The controllable assembly of Cu nanocluster-based aggregation induced ECL strategy for miRNA detection

Copper nanoclusters (Cu NCs) were a new class of non-toxic and economical nanoprobe. However, the low luminescence performance and instability of Cu NCs limited the actual application. Herein, this work developed the novel controllable assembly of Cu NCs aggregation as the electrochemiluminescence (ECL) emitter. Firstly, the hydrophilic Cu NCs was located into the micelles in the reverse microemulsion system. Due to the uniform size of micelles, the number of Cu NCs in each micelle can be controlled exactly. Cerium ions were added to induce Cu NCs to accumulate in micelles. The strong aggregation induced ECL (AIECL) signal can be observed in the controllable assembly of Cu NCs aggregation. The nano-sized Cu NCs assembly not only possessed more strong luminescence and better stability than original Cu NCs, but also kept the good dispersibility over the aggregated bulk.
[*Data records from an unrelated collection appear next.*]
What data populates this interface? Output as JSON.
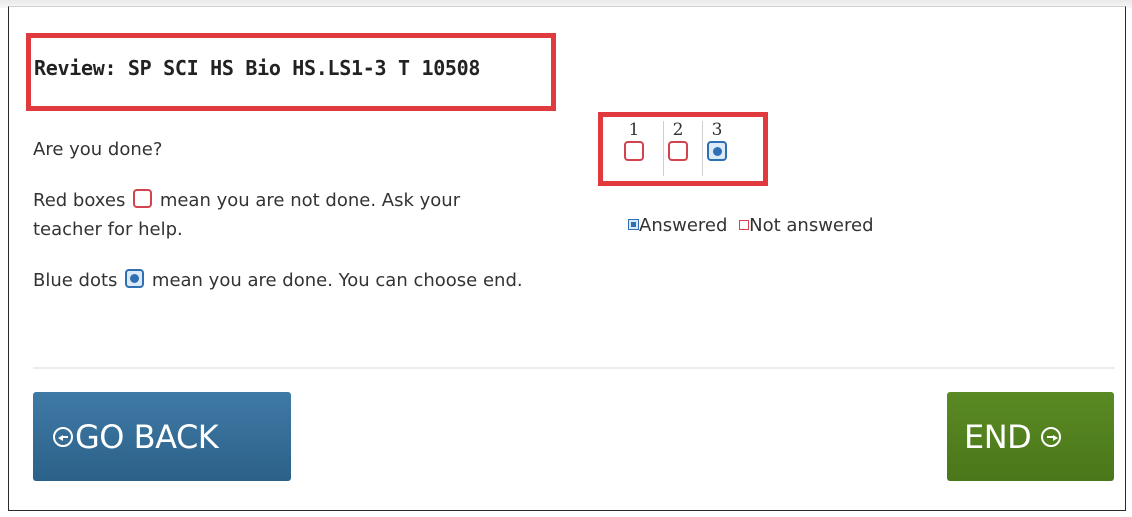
{
  "review": {
    "title": "Review: SP SCI HS Bio HS.LS1-3 T 10508"
  },
  "instructions": {
    "question": "Are you done?",
    "red_before": "Red boxes",
    "red_after": "mean you are not done. Ask your teacher for help.",
    "blue_before": "Blue dots",
    "blue_after": "mean you are done. You can choose end."
  },
  "questions": [
    {
      "number": "1",
      "status": "not_answered"
    },
    {
      "number": "2",
      "status": "not_answered"
    },
    {
      "number": "3",
      "status": "answered"
    }
  ],
  "legend": {
    "answered": "Answered",
    "not_answered": "Not answered"
  },
  "buttons": {
    "go_back": "GO BACK",
    "end": "END"
  },
  "icons": {
    "go_back": "arrow-left-circle-icon",
    "end": "arrow-right-circle-icon"
  },
  "colors": {
    "not_answered": "#d3434d",
    "answered": "#2f6fb4",
    "go_back_button": "#33698f",
    "end_button": "#527f1f",
    "highlight": "#e03a3e"
  }
}
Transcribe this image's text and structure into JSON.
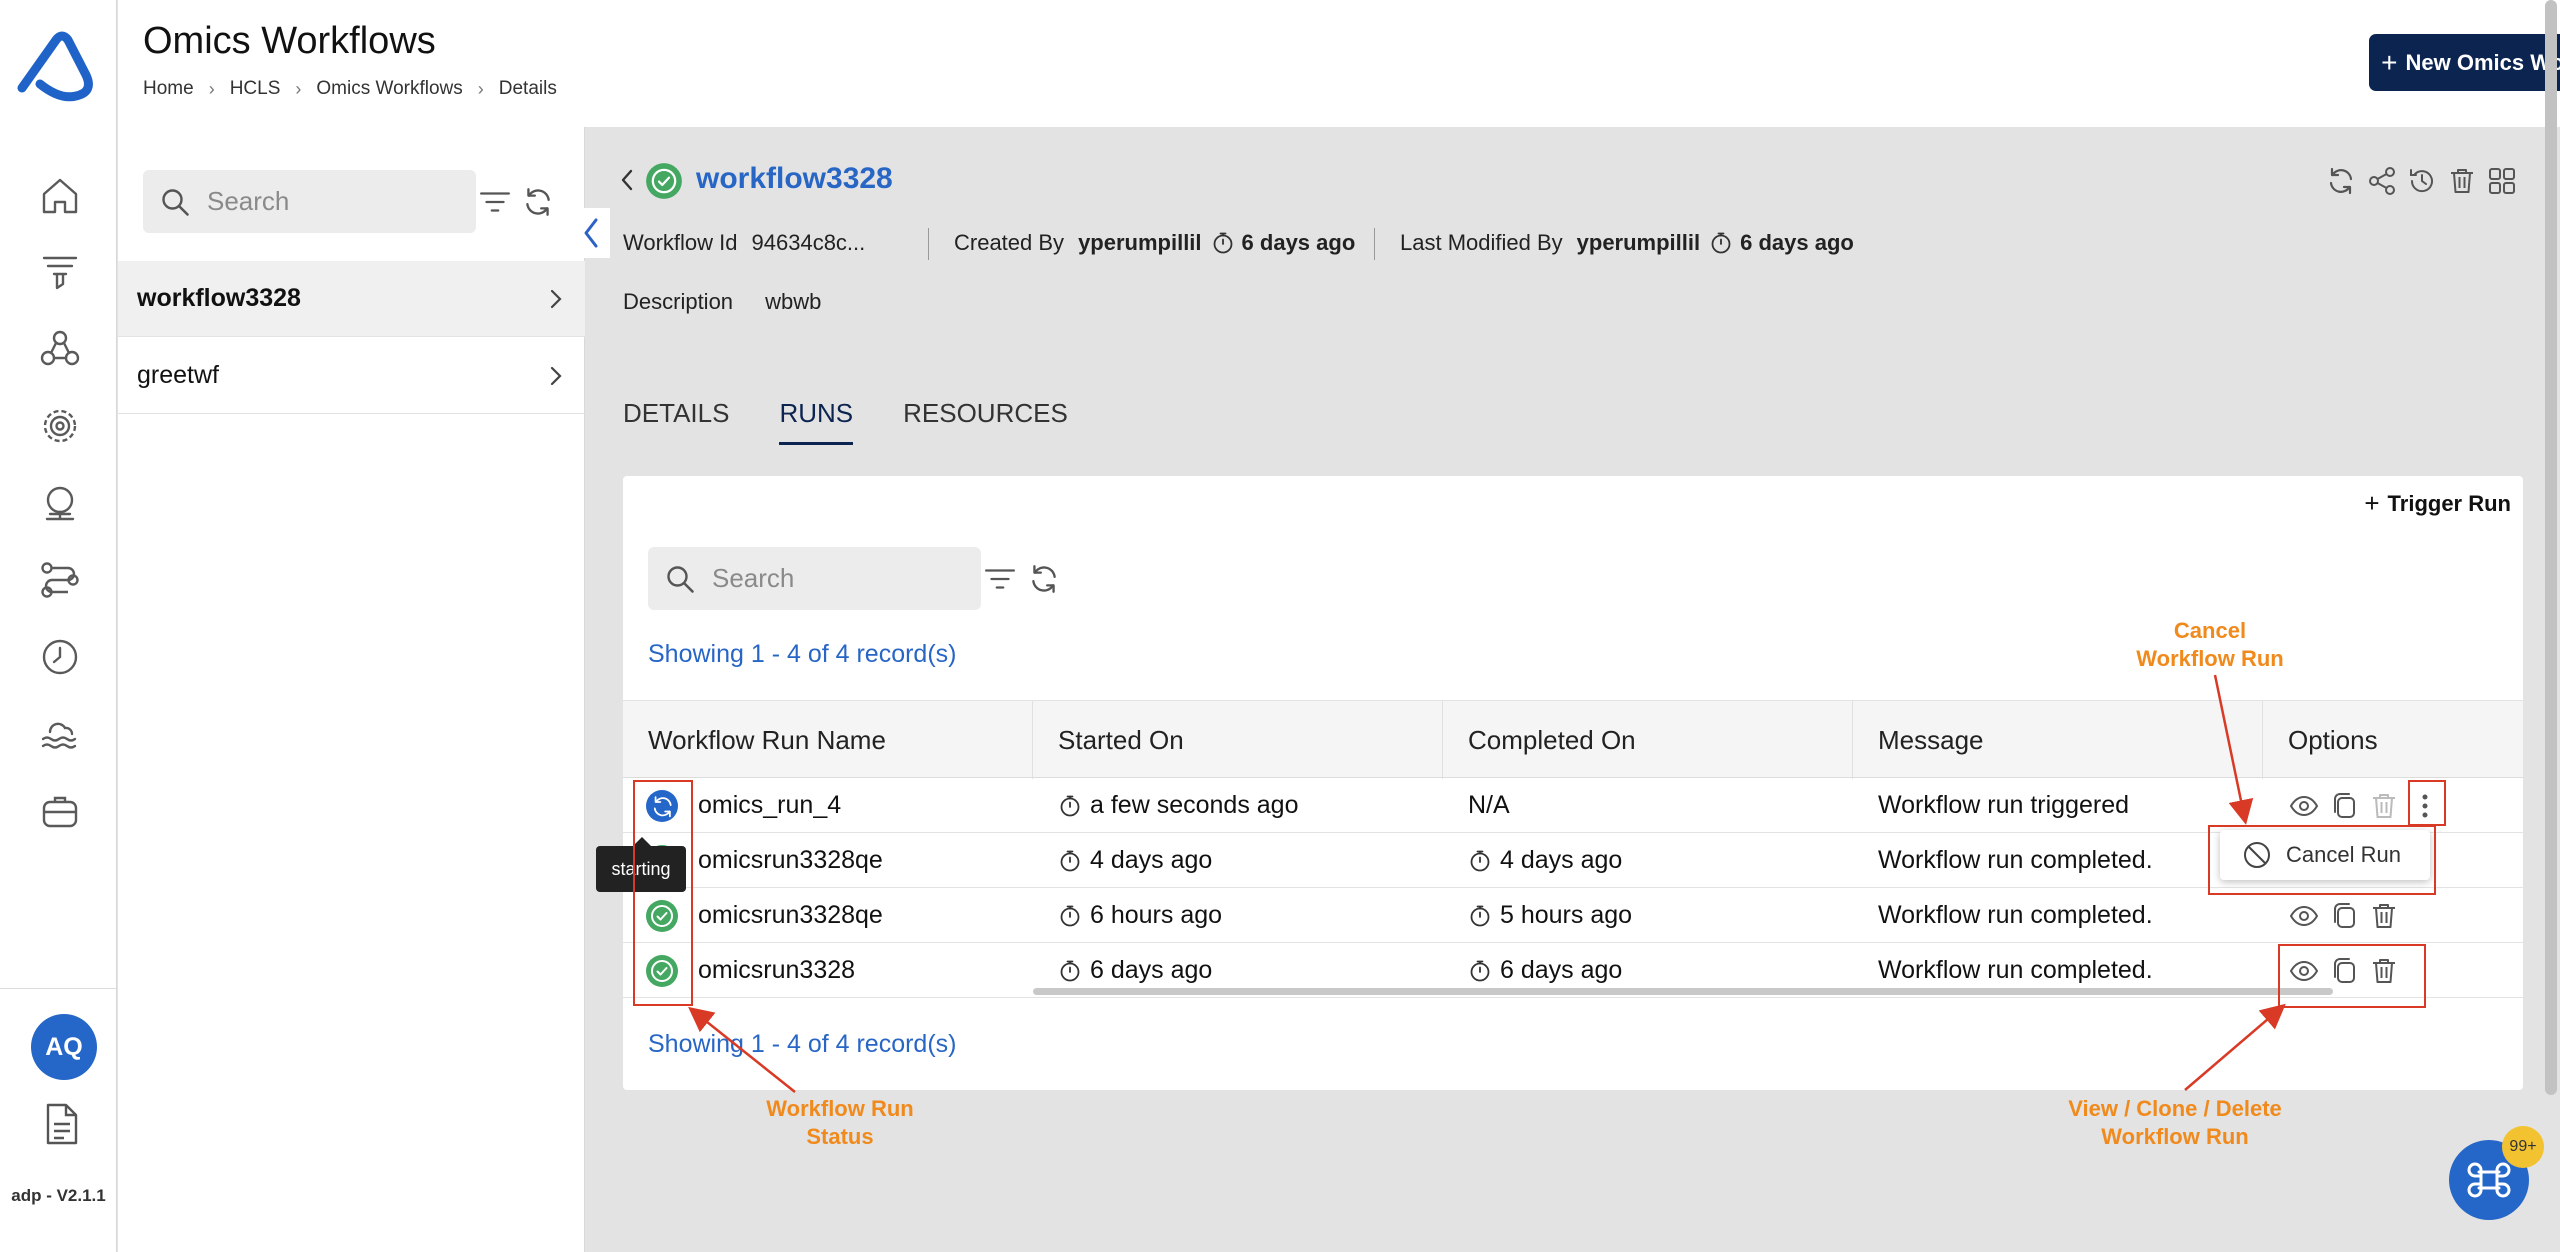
{
  "app": {
    "title": "Omics Workflows",
    "version": "adp - V2.1.1",
    "avatar_initials": "AQ",
    "brand_color": "#2566c9",
    "primary_dark": "#0b2450",
    "annotation_color": "#f08a1c"
  },
  "breadcrumb": [
    "Home",
    "HCLS",
    "Omics Workflows",
    "Details"
  ],
  "header": {
    "new_button": "New Omics Workflow"
  },
  "nav_icons": [
    "home-icon",
    "filter-funnel-icon",
    "network-icon",
    "settings-cog-icon",
    "globe-stand-icon",
    "pipeline-icon",
    "clock-icon",
    "cloud-waves-icon",
    "storage-box-icon"
  ],
  "list": {
    "search_placeholder": "Search",
    "items": [
      {
        "name": "workflow3328",
        "selected": true
      },
      {
        "name": "greetwf",
        "selected": false
      }
    ]
  },
  "detail": {
    "name": "workflow3328",
    "workflow_id_label": "Workflow Id",
    "workflow_id": "94634c8c...",
    "created_by_label": "Created By",
    "created_by": "yperumpillil",
    "created_ago": "6 days ago",
    "modified_by_label": "Last Modified By",
    "modified_by": "yperumpillil",
    "modified_ago": "6 days ago",
    "description_label": "Description",
    "description": "wbwb"
  },
  "tabs": [
    "DETAILS",
    "RUNS",
    "RESOURCES"
  ],
  "active_tab": "RUNS",
  "runs": {
    "trigger_label": "Trigger Run",
    "search_placeholder": "Search",
    "showing_top": "Showing 1 - 4 of 4 record(s)",
    "showing_bottom": "Showing 1 - 4 of 4 record(s)",
    "columns": [
      "Workflow Run Name",
      "Started On",
      "Completed On",
      "Message",
      "Options"
    ],
    "rows": [
      {
        "status": "starting",
        "name": "omics_run_4",
        "started": "a few seconds ago",
        "completed": "N/A",
        "message": "Workflow run triggered"
      },
      {
        "status": "completed",
        "name": "omicsrun3328qe",
        "started": "4 days ago",
        "completed": "4 days ago",
        "message": "Workflow run completed."
      },
      {
        "status": "completed",
        "name": "omicsrun3328qe",
        "started": "6 hours ago",
        "completed": "5 hours ago",
        "message": "Workflow run completed."
      },
      {
        "status": "completed",
        "name": "omicsrun3328",
        "started": "6 days ago",
        "completed": "6 days ago",
        "message": "Workflow run completed."
      }
    ],
    "tooltip": "starting",
    "menu_item": "Cancel Run"
  },
  "annotations": {
    "cancel_line1": "Cancel",
    "cancel_line2": "Workflow Run",
    "status_line1": "Workflow Run",
    "status_line2": "Status",
    "actions_line1": "View / Clone / Delete",
    "actions_line2": "Workflow Run"
  },
  "fab_badge": "99+"
}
Furthermore, SnS2 nanosheets increased the specific surface area of the electrode and the number of reactive sites, which further modulated electron transfer to amplify the ECL signal. The ECL sensing system was used to detect miRNA-455-3p in the triple-negative breast cancer tumor tissues. The work provided the new pathway to prepare Cu NCs assembly and expanded AIECL-based sensing application.

Automated summary

This study developed a novel method to prepare Cu NCs assembly as a luminescent probe, and enhanced its luminescence performance and stability by adding cerium ions and SnS2 nanosheets. The application of this method in detecting miRNA-455-3p in triple-negative breast cancer tumor tissues was also successful.